— Три месяца… — произнес Фрол Матвеевич презадумчиво.
— И три дня, — Матвей Фролович глядел на огоньки, не мигая. — И… чего… они… того?
— Того — ничего, — сказала Стася, огоньками любуясь. Наверняка, что-то они да значили, но вот что именно… — В доме прибраться надо. Полы помыть. Пыль вытереть…
Чуть не ляпнула, что ковры постирать, но после спохватилась: вдруг да местные ковров не стирают?
— Готовить опять же…
— Ага… — купцы вновь переглянулись. — Три месяца…
— И три дня, — уточнила Стася. — Хорошо будут служить — награжу…
Воцарилось молчание, правда, было оно недолгим. Фрол Матвеевич поглядел на солнышко и шапку снял, отер ею лицо, шубу свою раскрыл, после и вовсе выбрался из неё, что из шкуры, оказавшись, конечно, мужчиною крупным, видным, но не столь огромным, как сперва показалось Стасе.
— Непривычная она, — сказал он, явно робея и краснея. — Сама полы мыть… она ж дочка моя. Ростил, баловал, как мог… и вот… может, я девок пришлю?

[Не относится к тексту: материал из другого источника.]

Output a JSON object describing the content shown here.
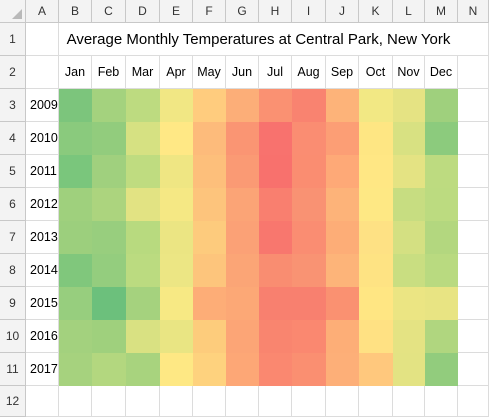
{
  "sheet": {
    "columns": [
      "A",
      "B",
      "C",
      "D",
      "E",
      "F",
      "G",
      "H",
      "I",
      "J",
      "K",
      "L",
      "M",
      "N"
    ],
    "rows": [
      "1",
      "2",
      "3",
      "4",
      "5",
      "6",
      "7",
      "8",
      "9",
      "10",
      "11",
      "12"
    ],
    "title": "Average Monthly Temperatures at Central Park, New York",
    "months": [
      "Jan",
      "Feb",
      "Mar",
      "Apr",
      "May",
      "Jun",
      "Jul",
      "Aug",
      "Sep",
      "Oct",
      "Nov",
      "Dec"
    ],
    "years": [
      "2009",
      "2010",
      "2011",
      "2012",
      "2013",
      "2014",
      "2015",
      "2016",
      "2017"
    ]
  },
  "colors": {
    "scale_low": "#63be7b",
    "scale_mid": "#ffeb84",
    "scale_high": "#f8696b"
  },
  "heatmap_colors": [
    [
      "#7cc57c",
      "#a4d27e",
      "#bddb80",
      "#f1e784",
      "#ffcc7e",
      "#fcae78",
      "#fa9172",
      "#f98370",
      "#fdb379",
      "#f2e884",
      "#e5e383",
      "#9fd07d"
    ],
    [
      "#8aca7d",
      "#92cc7d",
      "#d6e182",
      "#ffe885",
      "#fdbb7b",
      "#fa9573",
      "#f8726e",
      "#fa8d72",
      "#fc9e75",
      "#fee683",
      "#d8e182",
      "#8ccb7d"
    ],
    [
      "#7ac67c",
      "#a0d07e",
      "#bfdc80",
      "#efe683",
      "#fdbf7b",
      "#fa9a74",
      "#f8716d",
      "#fa8d71",
      "#fea977",
      "#ffe784",
      "#e4e383",
      "#bddb80"
    ],
    [
      "#9fd07d",
      "#acd47e",
      "#e2e383",
      "#f5e884",
      "#fdc47c",
      "#fba476",
      "#f97f6f",
      "#f99273",
      "#fdb379",
      "#fee884",
      "#c7dd81",
      "#bcdb80"
    ],
    [
      "#9ccf7d",
      "#98ce7e",
      "#b8da7f",
      "#ebe583",
      "#fdcb7d",
      "#fba176",
      "#f8776e",
      "#fa8d72",
      "#fdad77",
      "#fee184",
      "#d4e082",
      "#b3d77f"
    ],
    [
      "#80c77c",
      "#94cd7e",
      "#bbdb80",
      "#ece684",
      "#fdc57c",
      "#fba576",
      "#f98d71",
      "#f99373",
      "#fdb479",
      "#fee383",
      "#c9de81",
      "#b9da80"
    ],
    [
      "#97ce7e",
      "#6cc07c",
      "#a5d27e",
      "#f7e984",
      "#fdad77",
      "#fca876",
      "#f8806f",
      "#f8806f",
      "#fa9171",
      "#ffe683",
      "#ebe583",
      "#e8e483"
    ],
    [
      "#a3d17e",
      "#9fd07d",
      "#d9e182",
      "#e9e583",
      "#fdcc7c",
      "#fca576",
      "#f9856f",
      "#fa8870",
      "#fdae77",
      "#ffe183",
      "#e4e383",
      "#b0d67f"
    ],
    [
      "#a6d27e",
      "#b3d77f",
      "#a8d37e",
      "#fee884",
      "#fed27e",
      "#fda776",
      "#fa8870",
      "#fa8f71",
      "#fdaf78",
      "#ffc87d",
      "#e3e383",
      "#92cc7d"
    ]
  ]
}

В помощь?
— И я, — поддержал Матвей Фролович.
— Мамку еще…
Вот только чьей-то мамки Стасе для полного счастья и не хватало.
— С няньками, а то станут говорить, что одни-де у ведьмы жили, — Фрол Матвеевич вот за идею ухватился. — Без старшего пригляду урон чести выйдет великий!
Стася закрыла глаза.
Подмывало выставить обеих девиц…
— Здесь и вправду вдвоем не справиться, — тихо произнес Ежи. — А что до остального, то… ваш дом — ваши порядки.
И Стася сдалась:
— Пускай будет мамка… и няньки тоже.
Поместье Никита Дурбин покидал на бричке, запряженной гнедою лошадкой, в гриву которой по местечковому дикому обычаю вплели цветы и ленты, отчего вид у лошадки сделался на редкость диковинный. Да и сам экипаж не радовал.